NSU Brown Hall


Norfolk State University


Norfolk, Virginia


154,000 square feet

Completion Date:

In Progress

Project Description

Time and technology caught up with Norfolk State University’s beloved Brown Hall, originally built in 1955 at the heart of campus. Mindful of changing pedagogies of the 21st century classroom, NSU made the difficult decision to demolish the original building that served as library, cafeteria, classrooms and administrative offices to make way for a new G.W. C. Brown Hall truly representative of today’s learning and active learning environments.

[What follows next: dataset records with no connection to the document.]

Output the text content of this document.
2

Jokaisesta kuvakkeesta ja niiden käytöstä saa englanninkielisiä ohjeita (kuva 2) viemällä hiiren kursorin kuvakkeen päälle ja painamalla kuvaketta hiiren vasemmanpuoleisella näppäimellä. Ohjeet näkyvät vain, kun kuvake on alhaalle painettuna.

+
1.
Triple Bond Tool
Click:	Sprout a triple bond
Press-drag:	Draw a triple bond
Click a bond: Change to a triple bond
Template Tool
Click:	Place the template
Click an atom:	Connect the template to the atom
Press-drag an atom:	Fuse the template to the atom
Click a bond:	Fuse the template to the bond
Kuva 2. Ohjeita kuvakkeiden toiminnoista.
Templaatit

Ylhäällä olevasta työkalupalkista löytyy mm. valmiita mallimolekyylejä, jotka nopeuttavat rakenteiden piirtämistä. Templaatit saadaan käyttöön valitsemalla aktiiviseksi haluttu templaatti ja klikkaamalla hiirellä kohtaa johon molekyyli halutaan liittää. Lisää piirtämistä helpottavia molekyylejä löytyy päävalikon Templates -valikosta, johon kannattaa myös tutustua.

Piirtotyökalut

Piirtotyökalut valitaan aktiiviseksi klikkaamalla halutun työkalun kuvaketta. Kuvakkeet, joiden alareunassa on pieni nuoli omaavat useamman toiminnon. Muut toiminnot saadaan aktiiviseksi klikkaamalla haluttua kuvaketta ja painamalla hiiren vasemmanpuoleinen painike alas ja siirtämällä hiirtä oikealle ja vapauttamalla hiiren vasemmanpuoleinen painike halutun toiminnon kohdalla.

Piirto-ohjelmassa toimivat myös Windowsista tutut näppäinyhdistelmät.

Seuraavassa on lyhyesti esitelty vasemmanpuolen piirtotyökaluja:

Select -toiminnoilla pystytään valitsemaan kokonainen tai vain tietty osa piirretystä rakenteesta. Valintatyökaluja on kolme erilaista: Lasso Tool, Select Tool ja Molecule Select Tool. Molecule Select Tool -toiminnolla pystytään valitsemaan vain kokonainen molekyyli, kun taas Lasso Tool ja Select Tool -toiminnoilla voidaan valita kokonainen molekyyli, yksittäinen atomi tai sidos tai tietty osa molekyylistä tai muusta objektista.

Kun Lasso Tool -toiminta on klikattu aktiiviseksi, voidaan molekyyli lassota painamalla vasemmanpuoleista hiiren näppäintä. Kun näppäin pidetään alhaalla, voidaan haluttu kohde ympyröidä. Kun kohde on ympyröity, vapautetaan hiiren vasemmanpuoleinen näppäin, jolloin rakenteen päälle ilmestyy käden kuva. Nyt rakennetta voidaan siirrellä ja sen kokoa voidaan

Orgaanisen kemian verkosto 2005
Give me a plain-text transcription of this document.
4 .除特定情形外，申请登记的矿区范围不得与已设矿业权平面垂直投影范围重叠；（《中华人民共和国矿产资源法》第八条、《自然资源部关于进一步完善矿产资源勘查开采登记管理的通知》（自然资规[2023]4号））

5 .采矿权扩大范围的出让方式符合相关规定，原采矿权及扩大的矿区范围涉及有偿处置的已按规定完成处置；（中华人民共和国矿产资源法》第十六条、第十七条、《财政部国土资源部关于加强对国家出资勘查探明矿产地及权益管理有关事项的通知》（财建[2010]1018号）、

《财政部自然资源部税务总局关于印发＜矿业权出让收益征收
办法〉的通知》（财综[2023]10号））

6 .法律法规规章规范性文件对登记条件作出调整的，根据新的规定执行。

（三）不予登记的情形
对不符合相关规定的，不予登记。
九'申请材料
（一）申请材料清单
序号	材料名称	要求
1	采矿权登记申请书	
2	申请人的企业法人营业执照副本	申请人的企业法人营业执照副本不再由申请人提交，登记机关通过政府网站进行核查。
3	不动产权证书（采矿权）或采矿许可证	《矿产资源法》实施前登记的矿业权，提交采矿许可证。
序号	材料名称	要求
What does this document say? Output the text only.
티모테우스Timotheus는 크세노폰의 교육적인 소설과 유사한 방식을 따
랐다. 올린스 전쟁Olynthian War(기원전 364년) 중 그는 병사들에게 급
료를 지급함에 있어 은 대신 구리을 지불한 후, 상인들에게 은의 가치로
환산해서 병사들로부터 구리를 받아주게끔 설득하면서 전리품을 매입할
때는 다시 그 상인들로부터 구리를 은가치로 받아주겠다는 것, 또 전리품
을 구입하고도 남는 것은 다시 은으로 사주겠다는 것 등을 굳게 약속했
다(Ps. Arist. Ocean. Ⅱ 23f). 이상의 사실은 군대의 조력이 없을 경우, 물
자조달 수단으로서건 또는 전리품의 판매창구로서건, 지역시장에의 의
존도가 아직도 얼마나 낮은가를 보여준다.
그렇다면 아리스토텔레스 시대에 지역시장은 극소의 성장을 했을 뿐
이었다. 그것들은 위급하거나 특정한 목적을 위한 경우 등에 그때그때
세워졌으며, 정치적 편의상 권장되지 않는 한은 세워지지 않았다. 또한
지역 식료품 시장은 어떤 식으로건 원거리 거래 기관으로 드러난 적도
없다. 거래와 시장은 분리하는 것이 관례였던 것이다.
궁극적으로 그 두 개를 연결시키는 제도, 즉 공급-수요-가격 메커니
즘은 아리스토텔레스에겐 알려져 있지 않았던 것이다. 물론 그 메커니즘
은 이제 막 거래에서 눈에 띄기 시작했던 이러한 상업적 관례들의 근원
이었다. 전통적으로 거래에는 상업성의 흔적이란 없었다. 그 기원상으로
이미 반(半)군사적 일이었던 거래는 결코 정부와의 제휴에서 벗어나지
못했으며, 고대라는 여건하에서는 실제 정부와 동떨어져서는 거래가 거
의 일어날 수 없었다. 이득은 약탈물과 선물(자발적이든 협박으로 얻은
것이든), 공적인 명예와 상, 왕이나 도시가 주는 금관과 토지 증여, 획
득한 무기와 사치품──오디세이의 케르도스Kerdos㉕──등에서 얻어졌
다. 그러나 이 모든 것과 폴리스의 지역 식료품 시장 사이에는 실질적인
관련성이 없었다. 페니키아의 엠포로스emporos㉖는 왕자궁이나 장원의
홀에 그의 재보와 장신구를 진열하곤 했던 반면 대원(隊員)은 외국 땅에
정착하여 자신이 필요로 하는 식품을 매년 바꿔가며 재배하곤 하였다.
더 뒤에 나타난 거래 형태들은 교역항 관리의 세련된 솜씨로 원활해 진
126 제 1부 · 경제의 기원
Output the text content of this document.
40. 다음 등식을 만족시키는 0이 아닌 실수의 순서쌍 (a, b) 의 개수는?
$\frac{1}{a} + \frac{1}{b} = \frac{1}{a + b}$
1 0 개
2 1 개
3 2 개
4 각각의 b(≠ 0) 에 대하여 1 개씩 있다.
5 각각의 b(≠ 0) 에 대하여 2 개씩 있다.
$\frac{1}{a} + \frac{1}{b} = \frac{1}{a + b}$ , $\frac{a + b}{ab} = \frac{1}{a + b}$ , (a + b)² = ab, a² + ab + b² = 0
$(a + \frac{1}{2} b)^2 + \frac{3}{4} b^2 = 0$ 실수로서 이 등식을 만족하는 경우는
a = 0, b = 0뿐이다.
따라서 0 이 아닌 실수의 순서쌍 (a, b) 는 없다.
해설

The new three-story, 154,000 square foot Brown Hall opens in August as home to the College of Liberal Arts and the departments of Mathematics, Mass Communications & Journalism, Business, Social Work, Honors College and Title III offices.  The building hosts a variety of flexible classrooms, distance learning classrooms, computer labs, observation classrooms, meeting rooms, study areas, student lounges, audio and video editing suites, a TV studio, multipurpose black box theater, and a 368 seat theater. The South Lobby includes the Lobby Amphitheater, which accommodates small performances, presentations, and informal collaboration. The North Lobby includes a display gallery sharing the history of Brown Hall.

Key design concepts include opportunities for out-of-classroom instruction. Corridors become “learning nodes,” where students and professors collaborate informally before and after class. Learning moves outdoors with a second-story outdoor classroom and an outdoor amphitheater. Generous glass walls provide sweeping views to an academic quad that includes the Student Service Center, Student Union Center, Nursing & General Education Building and the Lyman Beecher Brooks Library. Nostalgic alumni will recognize the tribute to Brown Hall’s history in the new clock anchoring the building along Corprew Avenue.

WPA tapped an educational consultant to keep faculty, students, and administration involved in the design process, building a sense of ownership, modeling “Active Learning” techniques, and teaching professors how to incorporate advanced technology into teaching techniques and pedagogy. Additionally, more than 200 University stakeholders (professors, administrators, students and Facilities Management staff) were included in early design charrettes.